Hakim harus memutuskan secara rinci pembagian jumlah ganti rugi dalam gugatan perwakilan kelompok yang bersangkutan. Hakim juga harus merinci kelompok atau subkelompok mana yang diberdayakan, mekanisme alokasi kompensasi, dan langkah-langkah yang harus diambil perwakilan kelompok dalam proses penetapan dan alokasi. Contoh pembayaran ganti rugi dapat dilihat pada putusan Pengadilan Negeri Tanjung Pinang di Kepulauan Riau atas gugatan beberapa kelompok nelayan di kota Sengarang Baru terhadap beberapa perusahaan dan pemerintah kota Tanjung Pinang mengenai kerugian akibat kegiatan pertambangan.
Pengadilan menemukan bahwa terdakwa telah melakukan perbuatan melawan hukum dan diperintahkan untuk membayar ganti rugi sebesar Rp. 10,760 miliar. Hakim memerintahkan ganti rugi moneter untuk dibayarkan kepada penggugat oleh panel kompensasi beranggotakan sembilan orang, yang terdiri dari tiga perwakilan dari masing-masing subkelompok (penggugat). Panitia inilah yang kemudian menentukan mekanisme pembagian uang santunan tersebut. Contoh lainnya adalah gugatan warga Bukit Duri, Jakarta Selatan, terhadap Pemprov DKI atas penggusuran paksa pada Proyek Rehabilitasi Kali Ciliwung. Majelis hakim Pengadilan Negeri Jakarta Pusat memutuskan, Pemprov DKI Jakarta dan para tergugat lainnya harus membayar ganti rugi materil masing-masing sebesar 200 juta rupiah kepada 93 warga Bukit Duri, atau totalnya sebesar 18,6 miliar rupiah.
Masa Negosiasi Berakhir, Hacker Lockbit Klaim Sebar Data Bsi Di Darkweb
Sebelas terdakwa, termasuk Gubernur Jakarta, Walikota Jakarta Selatan, beberapa kepala layanan, Camat Tebet dan Camat Bukit Duri, membayar ganti rugi secara bersama-sama dan sendiri-sendiri. Pemprov DKI juga kini menghadapi gugatan class action terkait banjir awal tahun ini dan telah menyiapkan anggaran kontijensi dalam Anggaran Pendapatan dan Belanja Daerah (APBD) jika kalah. Jika Jokowi akhirnya kalah dalam gugatan perwakilan kelompok ini, maka ia akan membayar ganti rugi bukan sebagai pribadi melainkan sebagai kepala pemerintahan. Artinya, kompensasinya akan dari APBN.

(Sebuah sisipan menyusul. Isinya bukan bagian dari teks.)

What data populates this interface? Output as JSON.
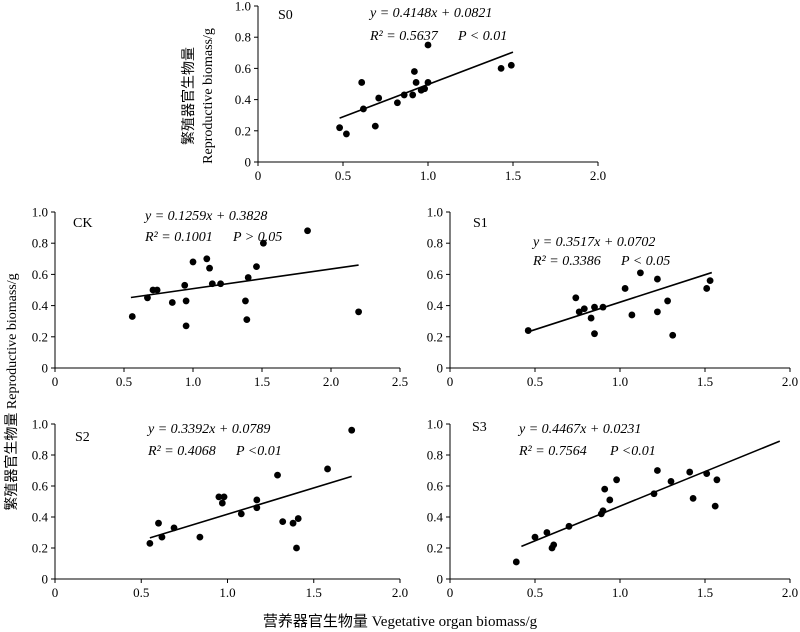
{
  "figure": {
    "ylabel_main": "繁殖器官生物量 Reproductive biomass/g",
    "ylabel_s0_line1": "繁殖器官生物量",
    "ylabel_s0_line2": "Reproductive biomass/g",
    "xlabel": "营养器官生物量 Vegetative organ biomass/g"
  },
  "chart_data": [
    {
      "id": "S0",
      "type": "scatter",
      "label": "S0",
      "equation": "y = 0.4148x + 0.0821",
      "r2": "R² = 0.5637",
      "p": "P < 0.01",
      "slope": 0.4148,
      "intercept": 0.0821,
      "fit_range": [
        0.48,
        1.5
      ],
      "xlim": [
        0,
        2.0
      ],
      "ylim": [
        0,
        1.0
      ],
      "xticks": [
        0,
        0.5,
        1.0,
        1.5,
        2.0
      ],
      "xtick_labels": [
        "0",
        "0.5",
        "1.0",
        "1.5",
        "2.0"
      ],
      "yticks": [
        0,
        0.2,
        0.4,
        0.6,
        0.8,
        1.0
      ],
      "ytick_labels": [
        "0",
        "0.2",
        "0.4",
        "0.6",
        "0.8",
        "1.0"
      ],
      "points": [
        [
          0.48,
          0.22
        ],
        [
          0.52,
          0.18
        ],
        [
          0.61,
          0.51
        ],
        [
          0.62,
          0.34
        ],
        [
          0.69,
          0.23
        ],
        [
          0.71,
          0.41
        ],
        [
          0.82,
          0.38
        ],
        [
          0.86,
          0.43
        ],
        [
          0.91,
          0.43
        ],
        [
          0.92,
          0.58
        ],
        [
          0.93,
          0.51
        ],
        [
          0.96,
          0.46
        ],
        [
          0.98,
          0.47
        ],
        [
          1.0,
          0.51
        ],
        [
          1.0,
          0.75
        ],
        [
          1.43,
          0.6
        ],
        [
          1.49,
          0.62
        ]
      ]
    },
    {
      "id": "CK",
      "type": "scatter",
      "label": "CK",
      "equation": "y = 0.1259x + 0.3828",
      "r2": "R² = 0.1001",
      "p": "P > 0.05",
      "slope": 0.1259,
      "intercept": 0.3828,
      "fit_range": [
        0.55,
        2.2
      ],
      "xlim": [
        0,
        2.5
      ],
      "ylim": [
        0,
        1.0
      ],
      "xticks": [
        0,
        0.5,
        1.0,
        1.5,
        2.0,
        2.5
      ],
      "xtick_labels": [
        "0",
        "0.5",
        "1.0",
        "1.5",
        "2.0",
        "2.5"
      ],
      "yticks": [
        0,
        0.2,
        0.4,
        0.6,
        0.8,
        1.0
      ],
      "ytick_labels": [
        "0",
        "0.2",
        "0.4",
        "0.6",
        "0.8",
        "1.0"
      ],
      "points": [
        [
          0.56,
          0.33
        ],
        [
          0.67,
          0.45
        ],
        [
          0.71,
          0.5
        ],
        [
          0.74,
          0.5
        ],
        [
          0.85,
          0.42
        ],
        [
          0.94,
          0.53
        ],
        [
          0.95,
          0.27
        ],
        [
          0.95,
          0.43
        ],
        [
          1.0,
          0.68
        ],
        [
          1.1,
          0.7
        ],
        [
          1.12,
          0.64
        ],
        [
          1.14,
          0.54
        ],
        [
          1.2,
          0.54
        ],
        [
          1.38,
          0.43
        ],
        [
          1.39,
          0.31
        ],
        [
          1.4,
          0.58
        ],
        [
          1.46,
          0.65
        ],
        [
          1.51,
          0.8
        ],
        [
          1.83,
          0.88
        ],
        [
          2.2,
          0.36
        ]
      ]
    },
    {
      "id": "S1",
      "type": "scatter",
      "label": "S1",
      "equation": "y = 0.3517x + 0.0702",
      "r2": "R² = 0.3386",
      "p": "P < 0.05",
      "slope": 0.3517,
      "intercept": 0.0702,
      "fit_range": [
        0.46,
        1.54
      ],
      "xlim": [
        0,
        2.0
      ],
      "ylim": [
        0,
        1.0
      ],
      "xticks": [
        0,
        0.5,
        1.0,
        1.5,
        2.0
      ],
      "xtick_labels": [
        "0",
        "0.5",
        "1.0",
        "1.5",
        "2.0"
      ],
      "yticks": [
        0,
        0.2,
        0.4,
        0.6,
        0.8,
        1.0
      ],
      "ytick_labels": [
        "0",
        "0.2",
        "0.4",
        "0.6",
        "0.8",
        "1.0"
      ],
      "points": [
        [
          0.46,
          0.24
        ],
        [
          0.74,
          0.45
        ],
        [
          0.76,
          0.36
        ],
        [
          0.79,
          0.38
        ],
        [
          0.83,
          0.32
        ],
        [
          0.85,
          0.22
        ],
        [
          0.85,
          0.39
        ],
        [
          0.9,
          0.39
        ],
        [
          1.03,
          0.51
        ],
        [
          1.07,
          0.34
        ],
        [
          1.12,
          0.61
        ],
        [
          1.22,
          0.57
        ],
        [
          1.22,
          0.36
        ],
        [
          1.28,
          0.43
        ],
        [
          1.31,
          0.21
        ],
        [
          1.51,
          0.51
        ],
        [
          1.53,
          0.56
        ]
      ]
    },
    {
      "id": "S2",
      "type": "scatter",
      "label": "S2",
      "equation": "y = 0.3392x + 0.0789",
      "r2": "R² = 0.4068",
      "p": "P <0.01",
      "slope": 0.3392,
      "intercept": 0.0789,
      "fit_range": [
        0.55,
        1.72
      ],
      "xlim": [
        0,
        2.0
      ],
      "ylim": [
        0,
        1.0
      ],
      "xticks": [
        0,
        0.5,
        1.0,
        1.5,
        2.0
      ],
      "xtick_labels": [
        "0",
        "0.5",
        "1.0",
        "1.5",
        "2.0"
      ],
      "yticks": [
        0,
        0.2,
        0.4,
        0.6,
        0.8,
        1.0
      ],
      "ytick_labels": [
        "0",
        "0.2",
        "0.4",
        "0.6",
        "0.8",
        "1.0"
      ],
      "points": [
        [
          0.55,
          0.23
        ],
        [
          0.6,
          0.36
        ],
        [
          0.62,
          0.27
        ],
        [
          0.69,
          0.33
        ],
        [
          0.84,
          0.27
        ],
        [
          0.95,
          0.53
        ],
        [
          0.97,
          0.49
        ],
        [
          0.98,
          0.53
        ],
        [
          1.08,
          0.42
        ],
        [
          1.17,
          0.46
        ],
        [
          1.17,
          0.51
        ],
        [
          1.29,
          0.67
        ],
        [
          1.32,
          0.37
        ],
        [
          1.38,
          0.36
        ],
        [
          1.4,
          0.2
        ],
        [
          1.41,
          0.39
        ],
        [
          1.58,
          0.71
        ],
        [
          1.72,
          0.96
        ]
      ]
    },
    {
      "id": "S3",
      "type": "scatter",
      "label": "S3",
      "equation": "y = 0.4467x + 0.0231",
      "r2": "R² = 0.7564",
      "p": "P <0.01",
      "slope": 0.4467,
      "intercept": 0.0231,
      "fit_range": [
        0.42,
        1.94
      ],
      "xlim": [
        0,
        2.0
      ],
      "ylim": [
        0,
        1.0
      ],
      "xticks": [
        0,
        0.5,
        1.0,
        1.5,
        2.0
      ],
      "xtick_labels": [
        "0",
        "0.5",
        "1.0",
        "1.5",
        "2.0"
      ],
      "yticks": [
        0,
        0.2,
        0.4,
        0.6,
        0.8,
        1.0
      ],
      "ytick_labels": [
        "0",
        "0.2",
        "0.4",
        "0.6",
        "0.8",
        "1.0"
      ],
      "points": [
        [
          0.39,
          0.11
        ],
        [
          0.5,
          0.27
        ],
        [
          0.57,
          0.3
        ],
        [
          0.6,
          0.2
        ],
        [
          0.61,
          0.22
        ],
        [
          0.7,
          0.34
        ],
        [
          0.89,
          0.42
        ],
        [
          0.9,
          0.44
        ],
        [
          0.91,
          0.58
        ],
        [
          0.94,
          0.51
        ],
        [
          0.98,
          0.64
        ],
        [
          1.2,
          0.55
        ],
        [
          1.22,
          0.7
        ],
        [
          1.3,
          0.63
        ],
        [
          1.41,
          0.69
        ],
        [
          1.43,
          0.52
        ],
        [
          1.51,
          0.68
        ],
        [
          1.56,
          0.47
        ],
        [
          1.57,
          0.64
        ]
      ]
    }
  ]
}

Https:///wp-content/uploads/2020/04/-3.png 1080 1080 Admin http:///wp-content/uploads/2022/04/-logo-2022-left.png Admin 2020-04- 17 11:39:26 2020-04-17 11:40:01 Penjelasan: Bagaimana class action di Indonesia? terbukti melanggar hukum dengan mencemari lingkungan.
Peternakan mereka di Desa Ngadirengo, Kecamatan Ulingi, dinyatakan bersalah membuang kotoran sapi ke sungai. Akibatnya, sungai yang digunakan untuk berbagai keperluan rumah tangga menjadi keruh dan bau.
Keenan, salah satu penggugat menjelaskan, PT Greenfields Indonesia membuka lahan kedua di kawasan tersebut mulai 6 Maret 2018. Tidak ada kontak dengan masyarakat selama proses pembangunan.
Gugatan Perwakilan Kelompok (class Actions)
Dia mengatakan warga tidak mengetahui rencana pembangunan di lokasi bekas perkebunan ini. Warga baru mengetahui jika lokasi tersebut digunakan untuk peternakan setelah proses pembangunan selesai.
āTidak ada ajakan sosialisasi, kami hanya mendengar dari laporan bahwa perusahaan akan mempekerjakan orang lokal, tidak pernah ada sosialisasi tentang dampak dan semacamnya,ā kata Keenan, Sabtu (12/3/2022).
Begitu kebun itu berdiri, warga mulai khawatir karena sungai yang biasanya bersih menjadi kotor dan keruh. Sungai tersebut juga penuh dengan kotoran sapi sehingga warga tidak lagi menggunakan air untuk kebutuhan sehari-hari. Kotoran sapi juga dibuang di perkebunan dan mencemari beberapa mata air.
āBanyak warga di sini yang tidak menggunakan sumur dan langsung mengambil air dari sungai atau mata air, langsung dibawa ke dalam rumah,ā kata Keenan.
Tanggung Jawab Sosial Perusahaan Di Watusampu Dan Buluri (putusan Nomor 69/pdt.g/2018/pn Pal)
Keenan menambahkan, warga kemudian menemukan PT Greenfields membuang kotoran sapi ke sungai. Perusahaan menggunakan mode nightly kill sehingga tidak ada yang tahu secara langsung.
Selain itu, perusahaan juga memanfaatkan situasi saat hujan untuk membuang limbahnya ke sungai. Mengetahui hal itu, para penyewa melakukan protes ke pihak perusahaan. Namun, hal tersebut tidak mendapat tanggapan serius dari PT Greenfields.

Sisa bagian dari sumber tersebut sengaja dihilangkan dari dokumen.